The bit you’ve all been waiting for
No doubt you’re gagging to know what I thought of the 500X after taking a “first drive” on the road in a manual diesel and petrol, followed by the automatic diesel on a short off-road course. A big fan of sitting high up, I took to the 500X like a duck to water and was made to feel even more comfortable, relaxed and in control thanks to the softly padded armrests on the door and in the centre. Even with my seat cranked up, I had plenty of headroom, and thanks to its dimensions and design, all-round visibility and manoeuvrability were great. The controls all fell nicely to hand and felt sturdy, and the large digital speedometer helped me keep an eye on my speed.
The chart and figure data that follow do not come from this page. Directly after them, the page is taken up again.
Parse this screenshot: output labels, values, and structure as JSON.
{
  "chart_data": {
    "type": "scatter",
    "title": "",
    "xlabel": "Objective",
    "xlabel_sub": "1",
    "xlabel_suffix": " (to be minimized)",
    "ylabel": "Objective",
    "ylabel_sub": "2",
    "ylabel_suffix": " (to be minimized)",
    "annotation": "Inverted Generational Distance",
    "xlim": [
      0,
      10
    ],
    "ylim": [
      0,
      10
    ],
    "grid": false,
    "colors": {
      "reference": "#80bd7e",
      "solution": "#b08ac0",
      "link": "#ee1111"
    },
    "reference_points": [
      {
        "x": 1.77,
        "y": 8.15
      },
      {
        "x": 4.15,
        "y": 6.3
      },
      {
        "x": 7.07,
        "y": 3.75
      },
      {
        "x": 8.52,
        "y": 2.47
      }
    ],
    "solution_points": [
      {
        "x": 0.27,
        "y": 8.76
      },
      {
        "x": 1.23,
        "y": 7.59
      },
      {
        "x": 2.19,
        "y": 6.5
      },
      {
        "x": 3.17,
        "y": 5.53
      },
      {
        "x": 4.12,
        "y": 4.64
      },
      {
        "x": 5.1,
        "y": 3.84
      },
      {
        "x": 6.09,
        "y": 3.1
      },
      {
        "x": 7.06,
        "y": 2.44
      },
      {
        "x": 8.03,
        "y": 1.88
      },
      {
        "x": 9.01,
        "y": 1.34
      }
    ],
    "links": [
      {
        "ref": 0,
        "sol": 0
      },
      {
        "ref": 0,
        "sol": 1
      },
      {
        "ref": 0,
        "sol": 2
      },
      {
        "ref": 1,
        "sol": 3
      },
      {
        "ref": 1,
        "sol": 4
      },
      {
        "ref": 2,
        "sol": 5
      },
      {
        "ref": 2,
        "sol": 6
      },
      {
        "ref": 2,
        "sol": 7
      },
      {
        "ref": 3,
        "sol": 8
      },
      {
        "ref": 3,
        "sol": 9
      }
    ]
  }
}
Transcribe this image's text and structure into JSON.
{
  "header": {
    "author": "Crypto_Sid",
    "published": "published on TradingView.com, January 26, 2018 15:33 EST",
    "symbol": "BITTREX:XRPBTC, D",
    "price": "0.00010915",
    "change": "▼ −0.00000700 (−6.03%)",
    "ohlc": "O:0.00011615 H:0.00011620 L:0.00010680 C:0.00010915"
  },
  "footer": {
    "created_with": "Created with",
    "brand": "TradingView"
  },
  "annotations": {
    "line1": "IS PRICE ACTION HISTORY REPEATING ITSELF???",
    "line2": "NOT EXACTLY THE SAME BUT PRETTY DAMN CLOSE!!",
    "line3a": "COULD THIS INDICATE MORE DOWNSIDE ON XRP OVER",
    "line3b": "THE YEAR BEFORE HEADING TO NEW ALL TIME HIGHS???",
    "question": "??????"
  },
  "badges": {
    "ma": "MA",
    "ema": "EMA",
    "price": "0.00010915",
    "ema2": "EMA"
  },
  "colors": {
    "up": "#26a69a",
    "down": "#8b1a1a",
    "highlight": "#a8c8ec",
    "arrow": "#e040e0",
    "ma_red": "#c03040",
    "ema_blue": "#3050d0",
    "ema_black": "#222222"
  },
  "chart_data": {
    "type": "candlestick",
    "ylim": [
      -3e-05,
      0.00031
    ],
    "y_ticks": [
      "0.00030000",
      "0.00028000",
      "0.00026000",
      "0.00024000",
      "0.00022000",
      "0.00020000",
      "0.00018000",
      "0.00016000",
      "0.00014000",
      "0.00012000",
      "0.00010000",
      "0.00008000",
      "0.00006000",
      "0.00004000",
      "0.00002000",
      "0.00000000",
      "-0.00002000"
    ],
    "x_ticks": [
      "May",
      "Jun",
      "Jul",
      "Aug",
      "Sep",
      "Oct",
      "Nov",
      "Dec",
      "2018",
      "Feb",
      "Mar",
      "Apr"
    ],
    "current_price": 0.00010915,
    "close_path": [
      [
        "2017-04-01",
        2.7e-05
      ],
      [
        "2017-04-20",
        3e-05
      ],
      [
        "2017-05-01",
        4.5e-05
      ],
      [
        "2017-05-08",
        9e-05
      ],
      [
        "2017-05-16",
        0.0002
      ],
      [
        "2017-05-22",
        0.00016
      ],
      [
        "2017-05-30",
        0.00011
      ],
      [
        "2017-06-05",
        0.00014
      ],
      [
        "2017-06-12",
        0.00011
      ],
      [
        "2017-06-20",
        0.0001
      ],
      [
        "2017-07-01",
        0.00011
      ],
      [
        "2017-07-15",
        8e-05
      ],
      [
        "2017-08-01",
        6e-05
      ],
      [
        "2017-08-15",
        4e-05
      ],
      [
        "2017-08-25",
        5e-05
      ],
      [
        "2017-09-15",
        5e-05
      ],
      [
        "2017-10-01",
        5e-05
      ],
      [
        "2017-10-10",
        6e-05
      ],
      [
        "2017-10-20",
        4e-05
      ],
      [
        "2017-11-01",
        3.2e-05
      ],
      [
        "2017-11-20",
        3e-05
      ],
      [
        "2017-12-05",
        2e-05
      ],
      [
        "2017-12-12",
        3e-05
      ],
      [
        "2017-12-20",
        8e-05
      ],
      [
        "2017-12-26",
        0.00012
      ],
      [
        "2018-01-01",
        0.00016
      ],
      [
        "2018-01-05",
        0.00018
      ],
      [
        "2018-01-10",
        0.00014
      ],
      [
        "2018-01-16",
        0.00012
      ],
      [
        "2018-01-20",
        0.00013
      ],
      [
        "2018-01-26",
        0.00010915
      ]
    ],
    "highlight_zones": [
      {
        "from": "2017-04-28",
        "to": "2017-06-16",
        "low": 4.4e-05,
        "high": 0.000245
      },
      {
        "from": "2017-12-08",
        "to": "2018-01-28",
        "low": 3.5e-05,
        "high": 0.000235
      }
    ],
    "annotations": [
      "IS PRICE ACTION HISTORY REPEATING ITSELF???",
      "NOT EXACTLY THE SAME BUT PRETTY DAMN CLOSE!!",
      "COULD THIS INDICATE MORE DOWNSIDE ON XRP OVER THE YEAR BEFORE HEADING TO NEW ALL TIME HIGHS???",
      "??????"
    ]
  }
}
The 1.6-litre diesel engine impressed me from the word go, with plenty of low-down punch and mid-range overtaking power. Soundproofing must be good as I couldn’t detect any real diesel clatter and the 6-speed manual gearbox was a delight to use, both in terms of not being at all clunky or notchy and in the way the gear ratios were nicely spaced, resulting in a very pleasant driving experience. The 1.4-litre petrol engine has a touch more horsepower than the diesel (140bhp vs 120bhp) but I found it needed to be worked harder to get the best out of it and ironically came across as a little less refined as a result. Both engines acquitted themselves very well, though, from my thirty minute stint in each car.
What I admired the most about the 500X’s drive was the way it cornered and handled, with very little body roll on roundabouts and sharp bends, for such a relatively tall car. Its impressive dynamic control combined with decent engines, a slick gearbox, supportive seats and a high-up ride mean the 500X ticks the fun box, for sure, and it’s also safe thanks to the generous safety kit on offer.
Off the beaten track
Towards the end of the day, we took a trio of four-wheel drive 500Xs in convoy around a short off-road circuit and although not exceeding third gear or about 20mph meant I didn’t get the opportunity to properly gain an initial impression of the 2-litre diesel automatic version in Cross Plus trim, it did demonstrate that the 500X can tackle rocks, grass, mud, steep hills and ditches in its stride; but thanks to the clever gubbins underneath, it only drives all four wheels when it really needs to, saving you fuel as a result.
His loss, our gain
Tossing his pill out of the window by accident left the Italian chap with his head in his heads, but thanks to him, Fiat has created a very likeable car indeed. Its stylish looks, useful practicality, generous comfort, punchy engine range, modest off-road ability, impressive safety, sharp handling and extensive customisability give it the ingredients to do very well – and I’m sure it will.